I'm teaching a novel writing class and we are using the No Plot? No Problem! philosophy of shooting for the word count, quality be damned. It's also a kind of variation on Anne Lamott's idea of Shitty First Drafts. Just get it down, you can fix/revise/cut it later.
However.
However, yesterday as I speed-typed my way to 20,000 words (even I, the teacher, am about 4,000 words behind), my novel took a turn for the weird. And by weird, I mean paranormal, maybe, but it could just be first-person delusion. Or, it could have been a weird coincidence. But, my question to you, oh wise and worldly readers, is: do I go with this weird turn? I'm afraid it might mean that when I reach the 50,000 word mark (the goal), that I will have to cut the last half the book and rewrite that.
Or, I could just say, okay, that's weird, but I can rewrite that little chunk later, and go on with the book as if that weird/paranormal/delusional part never happened. (Except I got a good section of description and I could go back and revise it so it's not so important in the overall plot of the book).
My normal philosophy of writing would be to go with it and see where it takes me. I'm worried, however, that this weird turn will make what I am trying to do (an artsy/noir/mystery type thing) into something else (a paranormal mystery/young adult series). Not that the something else is BAD (though it could be terrible) it's just not what I set out to do.
What to do? What to do?
Please help. For now, I'm stuck.
11 comments:
Even though I am not a "writer"- I do write and teach writing so I say go with it. You never know. Your bad/weird turn could turn out to be the next big thing since Twilight...and no one said that was any good.
Never have a road map. Let language lead you to places you could have never thought to plan to go.
Breathe, meditate, walk the dog--then trust your gut.
Hmmm. A conundrum. I argue that even with a small paranormal event, the book can still be arsty/noiry/literary. Strange things happen. I say go with it. Maybe you'll find a reason later to explain why it's paranormal, maybe you won't but I like what Nate said, let the language guide you.
Read it out loud to someone (or two, different age brackets), beginning somewhere pre the weird turn . . . In the meantime, keep writing.
GG Marquez does a bang-up job of incorporating what I think is called "magic realism" into his novels.....so not necessarily a bad way to go!
I agree with both Nate and Pam. Nothing wrong with seeing where it takes you . . . but also, you could just pick a point and try doing what you were setting out to do. Maybe the two parallel strands will inform each other in interesting ways.
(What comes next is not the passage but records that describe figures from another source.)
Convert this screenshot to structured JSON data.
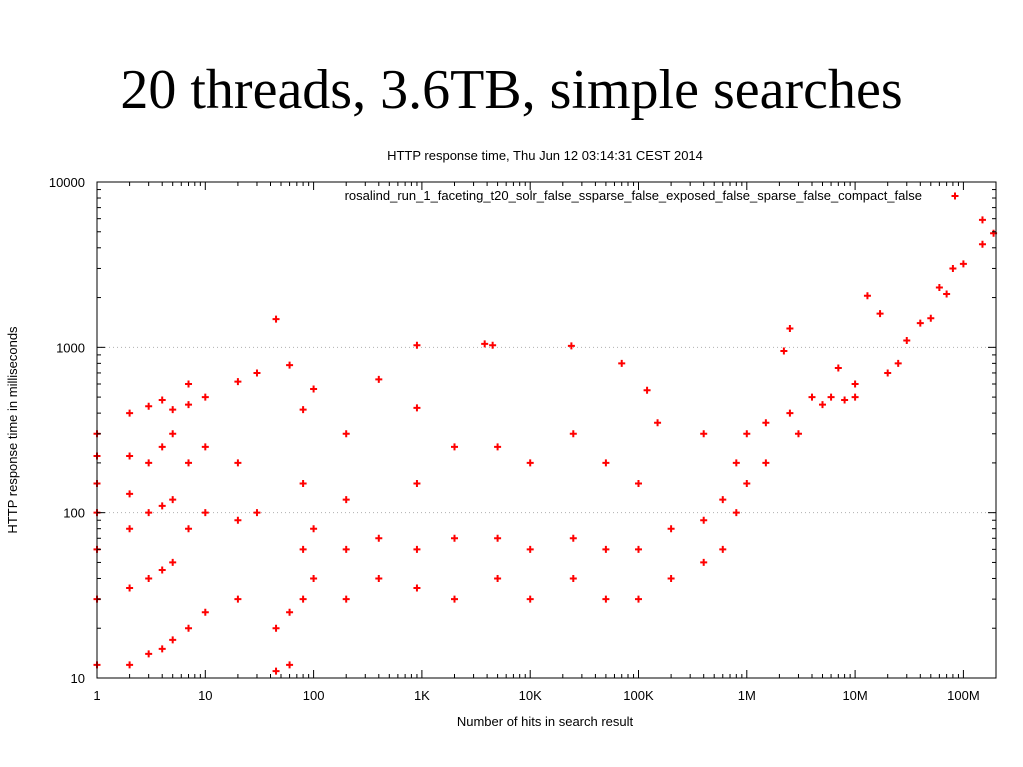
{
  "slide": {
    "title": "20 threads, 3.6TB, simple searches"
  },
  "chart_data": {
    "type": "scatter",
    "title": "HTTP response time, Thu Jun 12 03:14:31 CEST 2014",
    "xlabel": "Number of hits in search result",
    "ylabel": "HTTP response time in milliseconds",
    "x_scale": "log",
    "y_scale": "log",
    "xlim": [
      1,
      200000000
    ],
    "ylim": [
      10,
      10000
    ],
    "x_ticks": [
      {
        "value": 1,
        "label": "1"
      },
      {
        "value": 10,
        "label": "10"
      },
      {
        "value": 100,
        "label": "100"
      },
      {
        "value": 1000,
        "label": "1K"
      },
      {
        "value": 10000,
        "label": "10K"
      },
      {
        "value": 100000,
        "label": "100K"
      },
      {
        "value": 1000000,
        "label": "1M"
      },
      {
        "value": 10000000,
        "label": "10M"
      },
      {
        "value": 100000000,
        "label": "100M"
      }
    ],
    "y_ticks": [
      {
        "value": 10,
        "label": "10"
      },
      {
        "value": 100,
        "label": "100"
      },
      {
        "value": 1000,
        "label": "1000"
      },
      {
        "value": 10000,
        "label": "10000"
      }
    ],
    "grid": "horizontal dotted at major y ticks",
    "legend_position": "top-right",
    "marker": "plus",
    "series": [
      {
        "name": "rosalind_run_1_faceting_t20_solr_false_ssparse_false_exposed_false_sparse_false_compact_false",
        "color": "#ff0000",
        "points": [
          [
            1,
            12
          ],
          [
            1,
            30
          ],
          [
            1,
            60
          ],
          [
            1,
            100
          ],
          [
            1,
            150
          ],
          [
            1,
            220
          ],
          [
            1,
            300
          ],
          [
            2,
            12
          ],
          [
            2,
            35
          ],
          [
            2,
            80
          ],
          [
            2,
            130
          ],
          [
            2,
            220
          ],
          [
            2,
            400
          ],
          [
            3,
            14
          ],
          [
            3,
            40
          ],
          [
            3,
            100
          ],
          [
            3,
            200
          ],
          [
            3,
            440
          ],
          [
            4,
            15
          ],
          [
            4,
            45
          ],
          [
            4,
            110
          ],
          [
            4,
            250
          ],
          [
            4,
            480
          ],
          [
            5,
            17
          ],
          [
            5,
            50
          ],
          [
            5,
            120
          ],
          [
            5,
            300
          ],
          [
            5,
            420
          ],
          [
            7,
            20
          ],
          [
            7,
            80
          ],
          [
            7,
            200
          ],
          [
            7,
            450
          ],
          [
            7,
            600
          ],
          [
            10,
            25
          ],
          [
            10,
            100
          ],
          [
            10,
            250
          ],
          [
            10,
            500
          ],
          [
            20,
            30
          ],
          [
            20,
            90
          ],
          [
            20,
            200
          ],
          [
            20,
            620
          ],
          [
            30,
            100
          ],
          [
            30,
            700
          ],
          [
            45,
            1480
          ],
          [
            45,
            11
          ],
          [
            45,
            20
          ],
          [
            60,
            780
          ],
          [
            60,
            12
          ],
          [
            60,
            25
          ],
          [
            80,
            420
          ],
          [
            80,
            30
          ],
          [
            80,
            60
          ],
          [
            80,
            150
          ],
          [
            100,
            560
          ],
          [
            100,
            40
          ],
          [
            100,
            80
          ],
          [
            200,
            300
          ],
          [
            200,
            30
          ],
          [
            200,
            60
          ],
          [
            200,
            120
          ],
          [
            400,
            640
          ],
          [
            400,
            40
          ],
          [
            400,
            70
          ],
          [
            900,
            1030
          ],
          [
            900,
            35
          ],
          [
            900,
            60
          ],
          [
            900,
            150
          ],
          [
            900,
            430
          ],
          [
            2000,
            250
          ],
          [
            2000,
            30
          ],
          [
            2000,
            70
          ],
          [
            3800,
            1050
          ],
          [
            4500,
            1030
          ],
          [
            5000,
            250
          ],
          [
            5000,
            40
          ],
          [
            5000,
            70
          ],
          [
            10000,
            200
          ],
          [
            10000,
            30
          ],
          [
            10000,
            60
          ],
          [
            24000,
            1020
          ],
          [
            25000,
            300
          ],
          [
            25000,
            40
          ],
          [
            25000,
            70
          ],
          [
            50000,
            200
          ],
          [
            50000,
            30
          ],
          [
            50000,
            60
          ],
          [
            70000,
            800
          ],
          [
            100000,
            150
          ],
          [
            100000,
            30
          ],
          [
            100000,
            60
          ],
          [
            120000,
            550
          ],
          [
            150000,
            350
          ],
          [
            200000,
            40
          ],
          [
            200000,
            80
          ],
          [
            400000,
            50
          ],
          [
            400000,
            90
          ],
          [
            400000,
            300
          ],
          [
            600000,
            60
          ],
          [
            600000,
            120
          ],
          [
            800000,
            100
          ],
          [
            800000,
            200
          ],
          [
            1000000,
            150
          ],
          [
            1000000,
            300
          ],
          [
            1500000,
            200
          ],
          [
            1500000,
            350
          ],
          [
            2500000,
            1300
          ],
          [
            2500000,
            400
          ],
          [
            2200000,
            950
          ],
          [
            3000000,
            300
          ],
          [
            4000000,
            500
          ],
          [
            5000000,
            450
          ],
          [
            6000000,
            500
          ],
          [
            7000000,
            750
          ],
          [
            8000000,
            480
          ],
          [
            10000000,
            500
          ],
          [
            10000000,
            600
          ],
          [
            13000000,
            2050
          ],
          [
            17000000,
            1600
          ],
          [
            20000000,
            700
          ],
          [
            25000000,
            800
          ],
          [
            30000000,
            1100
          ],
          [
            40000000,
            1400
          ],
          [
            50000000,
            1500
          ],
          [
            60000000,
            2300
          ],
          [
            70000000,
            2100
          ],
          [
            80000000,
            3000
          ],
          [
            100000000,
            3200
          ],
          [
            150000000,
            4200
          ],
          [
            150000000,
            5900
          ],
          [
            190000000,
            4900
          ]
        ]
      }
    ]
  }
}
It comes down to how much you may have to force the plot to go in the bizarre way. In one way, you could turn the plot back to where you were trying to go in the first place and later just remove the offending section.
Of course I'm also seeing the other direction, as I experienced it first hand as a reader, where the weirdness overtakes your entire plot and makes it all intolerable garbage in the end. Have you ever read Piers Anthony's novels?
I am a word count/page slave, regardless of what the words are, strange turns included. (latest novel: 2 pages a day, 2 pages a day, no outline) I say go with it. Don't worry about where the book will fit. Your subconscious is working too. I, for one, can't wait to read it!
If it was a work of visual art, my first question to myself would be, is this the same piece, or have I started a second piece here? I work on several things at once pretty frequently (okay, not pretty frequently, but when I'm lucky enough to have 2 or 3 good ideas simultaneously.) I don't think you can decide if it's "good" or "bad" based upon the rules of word count. It's possible that the word-count challenge just woke you up to some latent novel waiting in line in your mental idea queue. Would it be "your book" if the names were changed? Are you "allowed" to write 2 books? I imagine you are allowed to. Plus, pardon my punk rock, but what are these "rules" you're following, Bikini Kilpatrick?
TAKE THE WEIRD TURN... if it interests you, which it sounds like it does. That is the whole point of writing like this, I thought. Plus, if you take the turn now, that'll save the time of endless rewriting later or having to abandon the project later because things feel flat or spend years wishing you had taken that turn. If it is unexpected to you, the writer, then it will be unexpected to the reader. Unexpected is good.